While stock markets performed pretty well across the board last year, a large majority of this year’s gains have already evaporated. While there are numerous reasons why, including the steady fall in bond prices, investors have panicked most recently at the prospect of an expensive international trade war.
However, reports that the US is allegedly considering several geographic exemptions to its steel and aluminum tariffs have helped alleviate some of those concerns. That’s likely one major reason that tech stocks rebounded on Monday, powered especially by gains for chipmakers like Qualcomm and Nvidia (which are seen as big potential victims of a trade war).
Why should I care?
For markets: Among tech stocks, Facebook was a big exception.
Shares in Facebook dropped by nearly 5% on Monday before recovering as an American regulatory agency said it was opening up an investigation into the social network, following the recent Cambridge Analytica revelations. The general concern appears to be that this scandal will push more people to dislike and unfriend the platform, denting the budget it’s able to bring in from advertising.
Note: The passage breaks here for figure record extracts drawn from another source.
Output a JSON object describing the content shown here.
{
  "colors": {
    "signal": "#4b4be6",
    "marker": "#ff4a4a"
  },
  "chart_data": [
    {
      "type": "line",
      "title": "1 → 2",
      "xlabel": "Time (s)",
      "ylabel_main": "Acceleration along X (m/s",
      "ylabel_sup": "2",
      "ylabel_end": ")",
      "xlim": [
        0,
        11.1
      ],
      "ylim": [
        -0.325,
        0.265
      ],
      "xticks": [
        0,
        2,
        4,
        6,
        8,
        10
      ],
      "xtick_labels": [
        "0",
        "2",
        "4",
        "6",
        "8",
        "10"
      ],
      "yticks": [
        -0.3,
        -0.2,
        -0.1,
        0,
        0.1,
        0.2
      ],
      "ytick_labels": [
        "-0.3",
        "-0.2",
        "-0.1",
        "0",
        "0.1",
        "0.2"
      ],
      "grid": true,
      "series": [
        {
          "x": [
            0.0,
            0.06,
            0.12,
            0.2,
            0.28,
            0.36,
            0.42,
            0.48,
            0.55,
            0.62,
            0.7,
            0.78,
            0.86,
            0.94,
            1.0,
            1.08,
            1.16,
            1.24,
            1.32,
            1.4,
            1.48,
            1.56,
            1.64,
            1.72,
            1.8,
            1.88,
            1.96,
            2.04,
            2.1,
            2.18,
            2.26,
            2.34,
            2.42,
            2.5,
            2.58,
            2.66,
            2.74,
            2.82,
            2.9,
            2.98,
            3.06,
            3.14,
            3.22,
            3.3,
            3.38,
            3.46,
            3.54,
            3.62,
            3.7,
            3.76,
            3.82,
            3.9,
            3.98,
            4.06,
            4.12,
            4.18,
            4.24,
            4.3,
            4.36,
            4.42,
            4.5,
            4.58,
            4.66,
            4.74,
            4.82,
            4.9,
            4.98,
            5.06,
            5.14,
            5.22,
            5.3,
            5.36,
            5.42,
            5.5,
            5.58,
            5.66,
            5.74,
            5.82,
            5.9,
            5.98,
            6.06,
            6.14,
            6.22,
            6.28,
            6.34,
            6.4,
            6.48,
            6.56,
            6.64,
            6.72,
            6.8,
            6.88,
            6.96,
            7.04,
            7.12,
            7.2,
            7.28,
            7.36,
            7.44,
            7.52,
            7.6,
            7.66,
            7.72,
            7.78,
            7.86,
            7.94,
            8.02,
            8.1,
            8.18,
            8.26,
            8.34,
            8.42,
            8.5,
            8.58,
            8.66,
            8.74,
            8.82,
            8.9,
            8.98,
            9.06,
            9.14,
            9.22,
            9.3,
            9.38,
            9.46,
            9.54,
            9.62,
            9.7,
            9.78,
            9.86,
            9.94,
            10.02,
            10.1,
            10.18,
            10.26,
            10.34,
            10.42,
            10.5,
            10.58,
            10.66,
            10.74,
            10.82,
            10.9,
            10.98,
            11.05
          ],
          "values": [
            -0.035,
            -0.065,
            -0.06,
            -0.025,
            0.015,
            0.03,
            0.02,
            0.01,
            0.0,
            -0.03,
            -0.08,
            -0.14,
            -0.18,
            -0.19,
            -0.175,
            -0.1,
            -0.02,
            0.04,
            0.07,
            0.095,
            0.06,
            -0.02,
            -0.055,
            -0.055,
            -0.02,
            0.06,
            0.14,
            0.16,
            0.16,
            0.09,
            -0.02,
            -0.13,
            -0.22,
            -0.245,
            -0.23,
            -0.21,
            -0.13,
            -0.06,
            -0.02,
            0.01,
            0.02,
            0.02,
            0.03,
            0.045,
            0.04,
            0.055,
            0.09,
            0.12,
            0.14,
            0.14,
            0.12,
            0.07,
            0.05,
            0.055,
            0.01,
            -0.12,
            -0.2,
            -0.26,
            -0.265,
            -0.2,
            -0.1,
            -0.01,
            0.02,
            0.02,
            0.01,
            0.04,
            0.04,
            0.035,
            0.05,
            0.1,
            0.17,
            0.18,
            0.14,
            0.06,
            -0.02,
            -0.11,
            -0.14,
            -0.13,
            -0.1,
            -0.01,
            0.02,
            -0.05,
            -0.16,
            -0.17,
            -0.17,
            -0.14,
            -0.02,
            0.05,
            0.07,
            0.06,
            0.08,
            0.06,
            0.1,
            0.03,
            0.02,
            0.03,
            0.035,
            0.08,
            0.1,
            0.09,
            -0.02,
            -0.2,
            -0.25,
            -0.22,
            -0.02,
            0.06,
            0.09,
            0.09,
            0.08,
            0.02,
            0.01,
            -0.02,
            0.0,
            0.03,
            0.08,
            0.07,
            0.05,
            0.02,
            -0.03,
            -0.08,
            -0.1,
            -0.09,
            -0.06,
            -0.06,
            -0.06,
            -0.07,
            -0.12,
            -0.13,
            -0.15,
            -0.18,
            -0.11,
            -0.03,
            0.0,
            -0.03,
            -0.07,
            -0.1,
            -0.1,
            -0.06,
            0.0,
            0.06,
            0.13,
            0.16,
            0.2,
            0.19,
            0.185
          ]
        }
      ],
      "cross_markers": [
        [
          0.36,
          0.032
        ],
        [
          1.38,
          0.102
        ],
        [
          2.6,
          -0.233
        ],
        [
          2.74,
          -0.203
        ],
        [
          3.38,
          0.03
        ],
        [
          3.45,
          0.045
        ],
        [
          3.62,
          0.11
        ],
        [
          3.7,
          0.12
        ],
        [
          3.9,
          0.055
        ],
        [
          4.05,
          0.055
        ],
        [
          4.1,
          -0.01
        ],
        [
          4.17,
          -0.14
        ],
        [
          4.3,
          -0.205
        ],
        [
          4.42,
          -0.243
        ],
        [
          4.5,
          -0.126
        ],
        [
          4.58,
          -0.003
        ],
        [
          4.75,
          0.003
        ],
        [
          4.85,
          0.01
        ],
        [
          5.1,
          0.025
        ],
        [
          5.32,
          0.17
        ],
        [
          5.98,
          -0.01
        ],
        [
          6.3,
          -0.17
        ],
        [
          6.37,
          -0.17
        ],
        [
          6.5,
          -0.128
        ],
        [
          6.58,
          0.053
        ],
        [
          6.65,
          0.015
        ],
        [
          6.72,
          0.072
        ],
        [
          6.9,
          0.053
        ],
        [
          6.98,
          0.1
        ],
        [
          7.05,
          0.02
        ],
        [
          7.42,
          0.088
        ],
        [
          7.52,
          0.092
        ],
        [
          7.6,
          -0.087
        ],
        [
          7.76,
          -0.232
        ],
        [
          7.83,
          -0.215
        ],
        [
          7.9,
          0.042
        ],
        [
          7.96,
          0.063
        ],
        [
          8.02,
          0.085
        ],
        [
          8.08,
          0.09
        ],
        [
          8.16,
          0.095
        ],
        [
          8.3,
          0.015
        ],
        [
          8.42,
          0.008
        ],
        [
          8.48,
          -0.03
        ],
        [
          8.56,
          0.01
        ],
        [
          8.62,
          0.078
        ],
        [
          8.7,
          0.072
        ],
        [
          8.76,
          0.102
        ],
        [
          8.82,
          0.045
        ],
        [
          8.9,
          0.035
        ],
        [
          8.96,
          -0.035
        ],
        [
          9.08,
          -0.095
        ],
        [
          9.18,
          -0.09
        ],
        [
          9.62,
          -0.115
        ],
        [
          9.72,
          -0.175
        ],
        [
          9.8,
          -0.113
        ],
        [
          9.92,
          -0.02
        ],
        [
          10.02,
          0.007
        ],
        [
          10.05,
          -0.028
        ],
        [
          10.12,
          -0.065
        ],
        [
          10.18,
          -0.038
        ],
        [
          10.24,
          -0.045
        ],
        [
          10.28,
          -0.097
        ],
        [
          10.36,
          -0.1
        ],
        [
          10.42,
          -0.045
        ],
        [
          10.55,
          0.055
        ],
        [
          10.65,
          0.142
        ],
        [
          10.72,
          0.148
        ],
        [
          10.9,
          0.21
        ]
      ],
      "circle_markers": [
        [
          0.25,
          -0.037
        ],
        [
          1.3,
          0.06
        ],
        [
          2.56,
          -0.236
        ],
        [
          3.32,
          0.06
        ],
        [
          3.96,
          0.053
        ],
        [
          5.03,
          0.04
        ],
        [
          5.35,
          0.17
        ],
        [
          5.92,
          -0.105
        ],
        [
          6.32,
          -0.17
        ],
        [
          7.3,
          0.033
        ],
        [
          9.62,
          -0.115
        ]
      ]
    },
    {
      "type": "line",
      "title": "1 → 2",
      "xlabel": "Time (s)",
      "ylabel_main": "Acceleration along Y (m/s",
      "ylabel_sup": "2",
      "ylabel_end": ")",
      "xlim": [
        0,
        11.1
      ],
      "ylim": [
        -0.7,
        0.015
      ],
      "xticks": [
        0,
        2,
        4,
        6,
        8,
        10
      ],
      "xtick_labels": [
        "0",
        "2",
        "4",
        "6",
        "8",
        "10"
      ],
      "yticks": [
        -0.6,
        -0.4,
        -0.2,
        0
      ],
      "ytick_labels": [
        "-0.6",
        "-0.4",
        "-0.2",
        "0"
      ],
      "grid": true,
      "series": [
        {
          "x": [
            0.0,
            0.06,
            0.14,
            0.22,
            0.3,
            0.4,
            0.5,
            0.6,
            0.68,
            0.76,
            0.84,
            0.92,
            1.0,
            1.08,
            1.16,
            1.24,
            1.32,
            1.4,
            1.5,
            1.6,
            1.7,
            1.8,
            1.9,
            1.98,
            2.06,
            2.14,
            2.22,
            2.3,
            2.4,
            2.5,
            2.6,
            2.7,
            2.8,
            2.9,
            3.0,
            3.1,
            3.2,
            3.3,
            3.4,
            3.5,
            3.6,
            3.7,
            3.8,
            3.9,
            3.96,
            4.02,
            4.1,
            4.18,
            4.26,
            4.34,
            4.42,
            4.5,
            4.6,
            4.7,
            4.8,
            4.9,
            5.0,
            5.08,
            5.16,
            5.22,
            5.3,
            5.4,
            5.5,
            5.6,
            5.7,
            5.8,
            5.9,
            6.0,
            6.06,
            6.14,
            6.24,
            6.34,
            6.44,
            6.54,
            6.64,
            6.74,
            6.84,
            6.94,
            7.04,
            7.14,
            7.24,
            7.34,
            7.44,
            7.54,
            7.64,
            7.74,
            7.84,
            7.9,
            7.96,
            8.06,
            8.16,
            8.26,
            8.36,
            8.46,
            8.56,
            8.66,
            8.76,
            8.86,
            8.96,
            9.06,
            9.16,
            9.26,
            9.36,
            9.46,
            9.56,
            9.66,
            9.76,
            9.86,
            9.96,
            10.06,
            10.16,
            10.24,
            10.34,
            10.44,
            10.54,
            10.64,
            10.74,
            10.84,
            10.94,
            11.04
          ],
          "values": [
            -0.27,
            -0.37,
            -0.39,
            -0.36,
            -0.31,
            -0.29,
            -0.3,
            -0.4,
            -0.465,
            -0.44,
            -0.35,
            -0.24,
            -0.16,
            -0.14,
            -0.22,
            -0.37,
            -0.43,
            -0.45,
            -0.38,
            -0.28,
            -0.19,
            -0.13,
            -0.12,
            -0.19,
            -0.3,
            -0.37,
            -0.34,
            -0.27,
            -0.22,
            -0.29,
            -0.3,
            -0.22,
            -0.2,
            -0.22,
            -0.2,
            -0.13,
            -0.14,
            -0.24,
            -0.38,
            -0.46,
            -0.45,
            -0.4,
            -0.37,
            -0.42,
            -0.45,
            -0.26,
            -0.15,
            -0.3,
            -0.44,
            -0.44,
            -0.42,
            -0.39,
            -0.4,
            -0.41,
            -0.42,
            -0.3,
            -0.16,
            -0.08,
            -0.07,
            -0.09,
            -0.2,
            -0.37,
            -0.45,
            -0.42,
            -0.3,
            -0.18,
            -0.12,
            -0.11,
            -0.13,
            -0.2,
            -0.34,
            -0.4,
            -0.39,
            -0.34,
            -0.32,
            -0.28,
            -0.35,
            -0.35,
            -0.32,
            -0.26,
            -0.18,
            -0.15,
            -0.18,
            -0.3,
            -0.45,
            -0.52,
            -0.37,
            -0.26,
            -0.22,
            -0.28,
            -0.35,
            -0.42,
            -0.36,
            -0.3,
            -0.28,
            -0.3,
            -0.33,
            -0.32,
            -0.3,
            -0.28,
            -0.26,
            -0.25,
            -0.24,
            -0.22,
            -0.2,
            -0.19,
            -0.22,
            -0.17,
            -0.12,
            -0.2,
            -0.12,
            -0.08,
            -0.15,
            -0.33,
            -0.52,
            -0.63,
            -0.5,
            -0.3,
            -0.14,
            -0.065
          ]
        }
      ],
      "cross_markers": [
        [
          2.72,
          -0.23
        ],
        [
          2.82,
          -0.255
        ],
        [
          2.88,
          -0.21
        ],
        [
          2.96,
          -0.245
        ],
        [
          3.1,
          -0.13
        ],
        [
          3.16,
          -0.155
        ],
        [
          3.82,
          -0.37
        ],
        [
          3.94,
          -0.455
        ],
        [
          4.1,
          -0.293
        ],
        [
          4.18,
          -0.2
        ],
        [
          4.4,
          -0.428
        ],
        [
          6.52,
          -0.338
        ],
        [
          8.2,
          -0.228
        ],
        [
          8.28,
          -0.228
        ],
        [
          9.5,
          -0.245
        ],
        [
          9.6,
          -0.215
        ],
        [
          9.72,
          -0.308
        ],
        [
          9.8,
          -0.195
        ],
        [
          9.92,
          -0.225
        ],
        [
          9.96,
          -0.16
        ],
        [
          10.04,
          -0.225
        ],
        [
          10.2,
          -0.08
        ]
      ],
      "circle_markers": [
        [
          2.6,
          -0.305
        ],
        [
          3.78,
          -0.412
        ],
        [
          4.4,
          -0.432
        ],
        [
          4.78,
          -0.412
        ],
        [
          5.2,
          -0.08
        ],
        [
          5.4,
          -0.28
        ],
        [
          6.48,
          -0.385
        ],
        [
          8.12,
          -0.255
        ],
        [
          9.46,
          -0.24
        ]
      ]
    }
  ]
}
The bigger picture: One outstanding risk for stocks this week is the biggest ever auction of US bonds.
The US Treasury is set to auction around $300 billion in bonds later this week, partly in order to help the US government meet its greater financing needs brought on by tax reform. However, if there’s not enough demand from investors for the bonds on sale, as has been the case a few times this year already, then the payout of the bond will have to rise to draw in demand. As these returns rise, however, stock prices are often put under pressure – as the returns of (typically safer) bonds become more attractive – meaning this upcoming auction may spark more market volatility.